Latent semantic indexing ("Introduction to Information Retrieval" Manning 2008)(About) VSM : problem with synonymy and polysemy (eg. synonyms are accorded separate dimensions)
Could we use the co-occurrences of terms to capture the latent semantic associations of terms and alleviate these problems?
- computational cost of the SVD is significant
- biggest obstacle to the widespread adoption to LSI.
- One approach to this obstacle: build the LSI representation on a randomly sampled subset of the documents, following which the remaining documents are ``folded in'' (cf Gensim tutorial "[Random Projection (used as an option to speed up LSI)](https://radimrehurek.com/gensim/models/rpmodel.html)")
- As we reduce k, recall tends to increase, as expected.
- **Most surprisingly**, a value of k in the low hundreds can actually increase precision. **This appears to suggest that for a suitable value of *k*, LSI addresses some of the challenges of synonymy**.
- LSI works best in applications where there is little overlap between queries and documents. (--??)

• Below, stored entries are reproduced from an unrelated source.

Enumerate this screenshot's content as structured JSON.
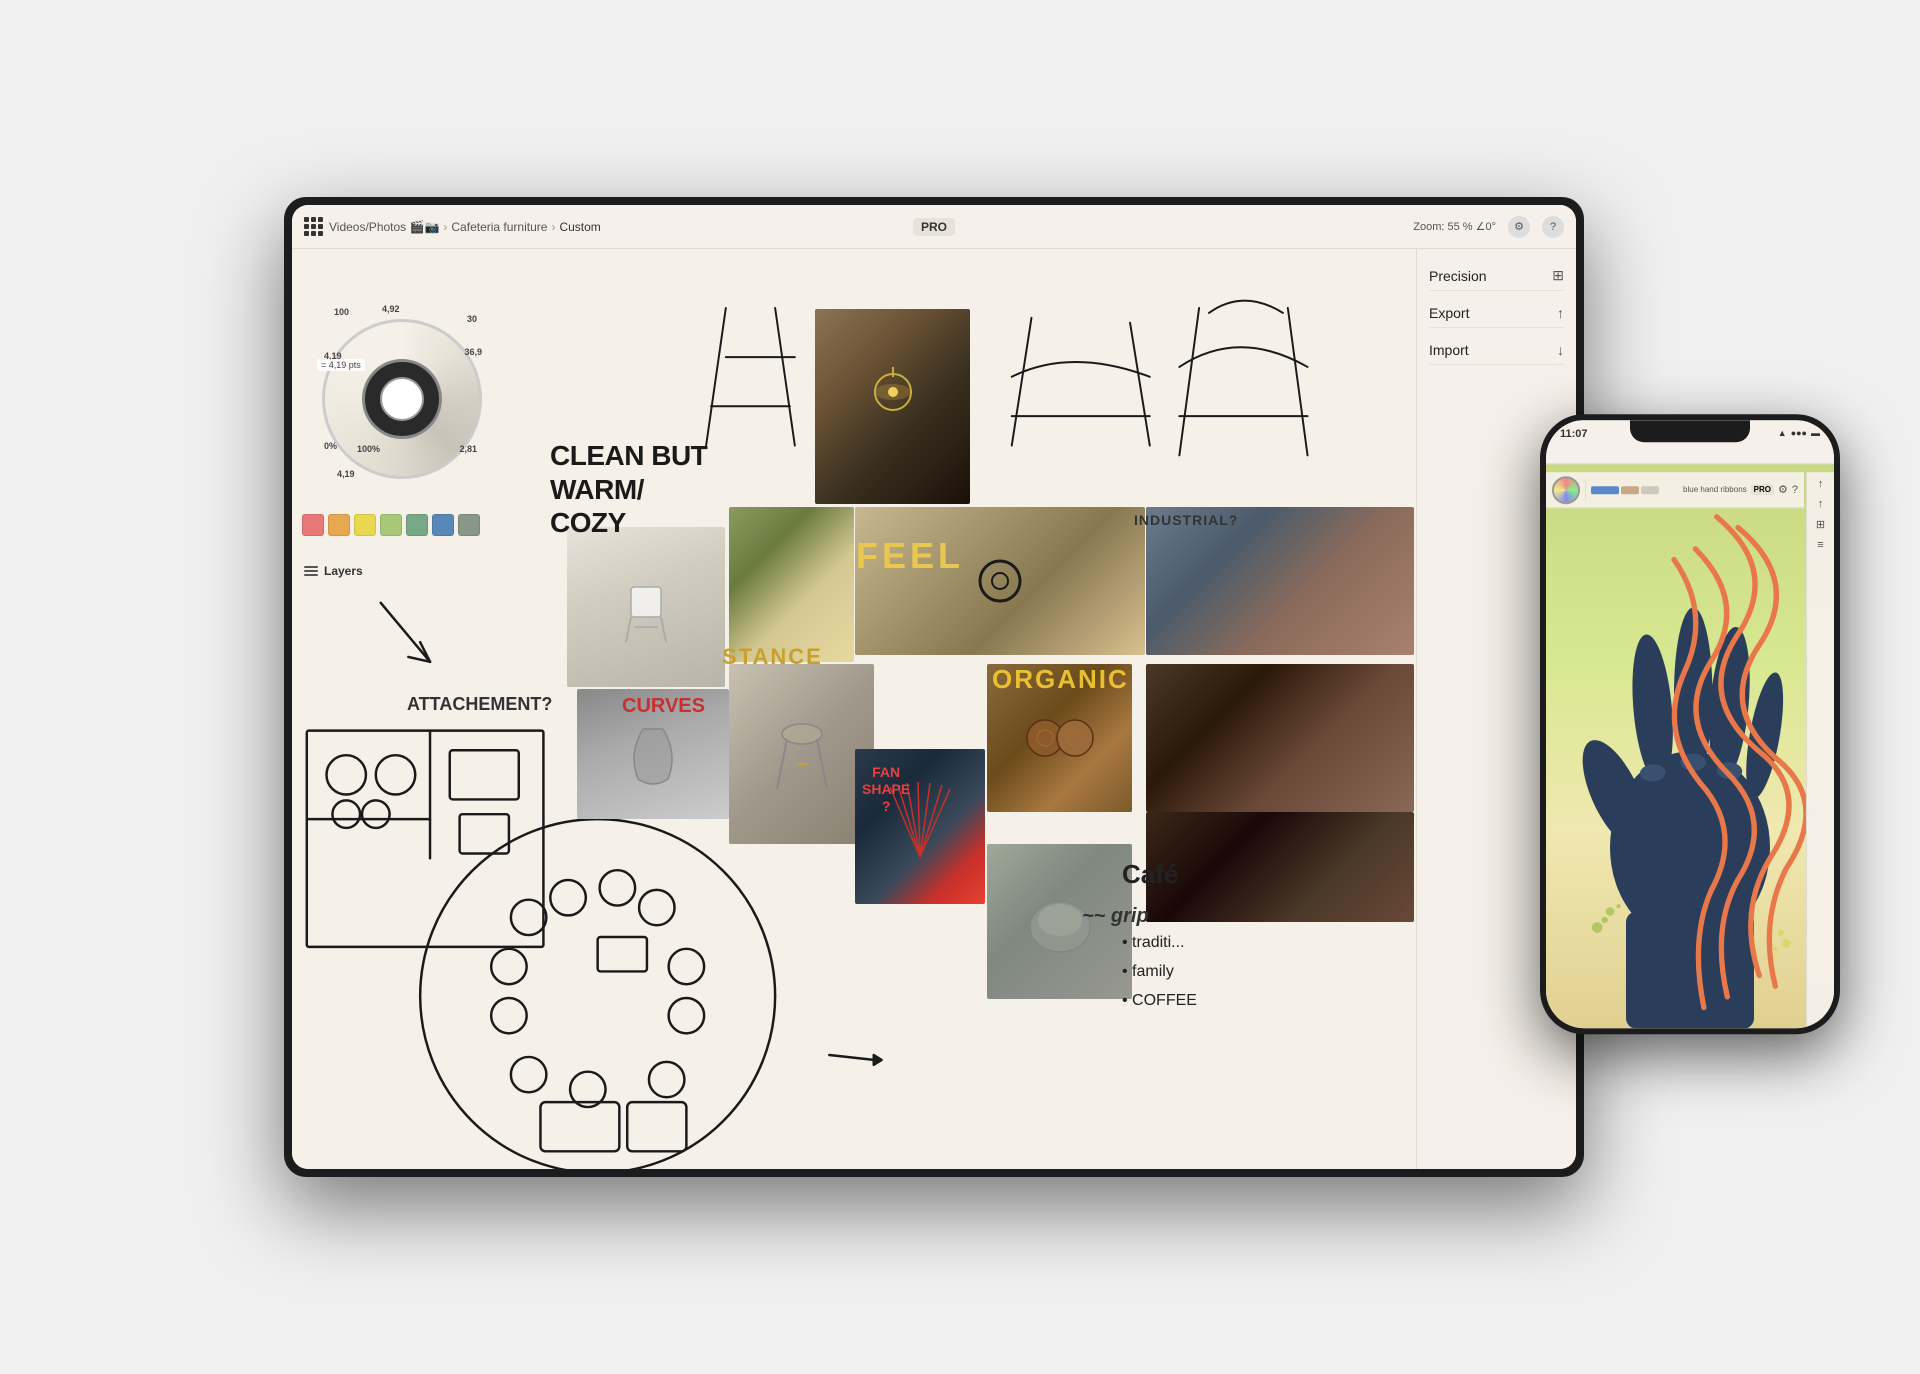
{
  "scene": {
    "background": "#d8d8d8"
  },
  "ipad": {
    "topbar": {
      "grid_icon": "⊞",
      "breadcrumb": [
        "Videos/Photos 🎬📷",
        "Cafeteria furniture",
        "Custom"
      ],
      "center_badge": "PRO",
      "zoom_label": "Zoom: 55 % ∠0°",
      "gear_icon": "⚙",
      "help_icon": "?"
    },
    "right_panel": {
      "items": [
        {
          "label": "Precision",
          "icon": "⊞"
        },
        {
          "label": "Export",
          "icon": "↑"
        },
        {
          "label": "Import",
          "icon": "↓"
        }
      ]
    },
    "canvas_texts": [
      {
        "id": "clean-but",
        "text": "CLEAN BUT\nWARM/\nCOZY"
      },
      {
        "id": "stance",
        "text": "STANCE"
      },
      {
        "id": "curves",
        "text": "CURVES"
      },
      {
        "id": "feel",
        "text": "FEEL"
      },
      {
        "id": "organic",
        "text": "ORGANIC"
      },
      {
        "id": "industrial",
        "text": "INDUSTRIAL?"
      },
      {
        "id": "attachement",
        "text": "ATTACHEMENT?"
      },
      {
        "id": "fan-shape",
        "text": "FAN\nSHAPE\n?"
      },
      {
        "id": "cafe",
        "text": "Café"
      },
      {
        "id": "grip",
        "text": "~~ grip"
      },
      {
        "id": "bullet-list",
        "text": "• traditi...\n• family\n• COFFEE"
      }
    ],
    "color_swatches": [
      "#e87878",
      "#e8a850",
      "#e8d850",
      "#a8c878",
      "#78a888",
      "#5888b8",
      "#889888"
    ],
    "stroke_label": "= 4,19 pts",
    "wheel_labels": {
      "top": "100",
      "top_right_val": "4,92",
      "right_top": "30",
      "left_mid": "4,19",
      "right_mid": "36,9",
      "right_bot": "2,81",
      "bot_left": "4,19",
      "bot_mid_left": "0%",
      "bot_mid_right": "100%"
    },
    "layers_label": "Layers"
  },
  "iphone": {
    "time": "11:07",
    "status": {
      "wifi": "WiFi",
      "signal": "●●●",
      "battery": "🔋"
    },
    "breadcrumb": [
      "blue hand ribbons"
    ],
    "pro_badge": "PRO",
    "color_swatches": [
      "#5b88c8",
      "#c8a888",
      "#d0c8b8"
    ]
  }
}
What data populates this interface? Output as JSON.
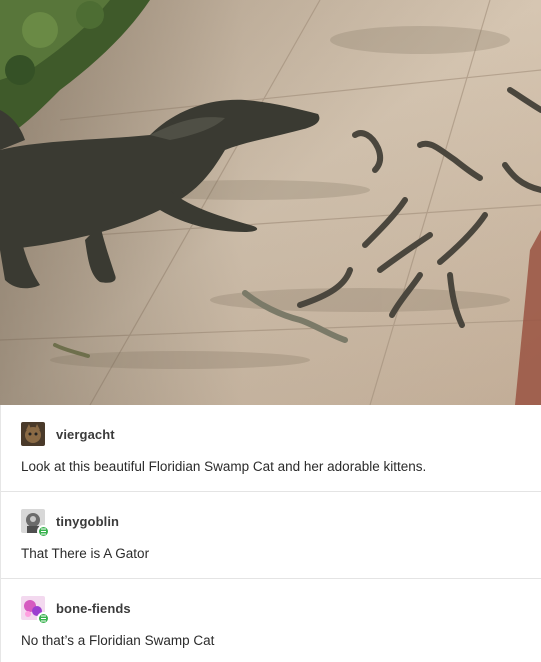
{
  "image": {
    "alt": "",
    "description_icon": "alligator-photo"
  },
  "posts": [
    {
      "username": "viergacht",
      "text": "Look at this beautiful Floridian Swamp Cat and her adorable kittens.",
      "avatar_icon": "cat-avatar-icon",
      "badge": false
    },
    {
      "username": "tinygoblin",
      "text": "That There is A Gator",
      "avatar_icon": "goblin-avatar-icon",
      "badge": true
    },
    {
      "username": "bone-fiends",
      "text": "No that’s a Floridian Swamp Cat",
      "avatar_icon": "pink-avatar-icon",
      "badge": true
    }
  ],
  "colors": {
    "badge_green": "#37b24d",
    "pavement": "#c9b8a4",
    "gator": "#3a3a32"
  }
}
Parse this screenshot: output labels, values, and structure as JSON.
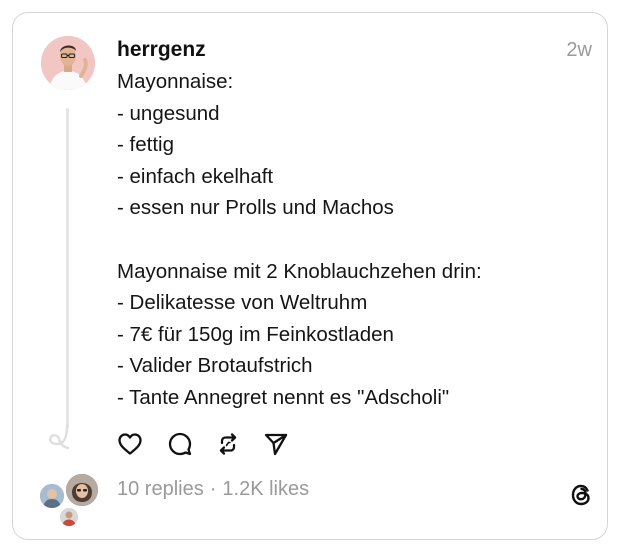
{
  "post": {
    "username": "herrgenz",
    "time": "2w",
    "lines": [
      "Mayonnaise:",
      "- ungesund",
      "- fettig",
      "- einfach ekelhaft",
      "- essen nur Prolls und Machos",
      "",
      "Mayonnaise mit 2 Knoblauchzehen drin:",
      "- Delikatesse von Weltruhm",
      "- 7€ für 150g im Feinkostladen",
      "- Valider Brotaufstrich",
      "- Tante Annegret nennt es \"Adscholi\""
    ]
  },
  "actions": {
    "like_icon": "heart-icon",
    "reply_icon": "comment-icon",
    "repost_icon": "repost-icon",
    "share_icon": "send-icon"
  },
  "stats": {
    "replies": "10 replies",
    "separator": "·",
    "likes": "1.2K likes"
  },
  "colors": {
    "border": "#d6d6d6",
    "muted_text": "#9a9a9a",
    "text": "#111111",
    "thread_line": "#e5e5e5"
  }
}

The experiments also documented some modes where LSI failed to match the effectiveness of more traditional indexes and score computations.
LSI shares two basic drawbacks of vector space retrieval:
- no good way of expressing negations
- no way of enforcing Boolean conditions.
LSI can be viewed as soft clustering by interpreting each dimension of the reduced space as a cluster and the value that a document has on that dimension as its fractional membership in that cluster.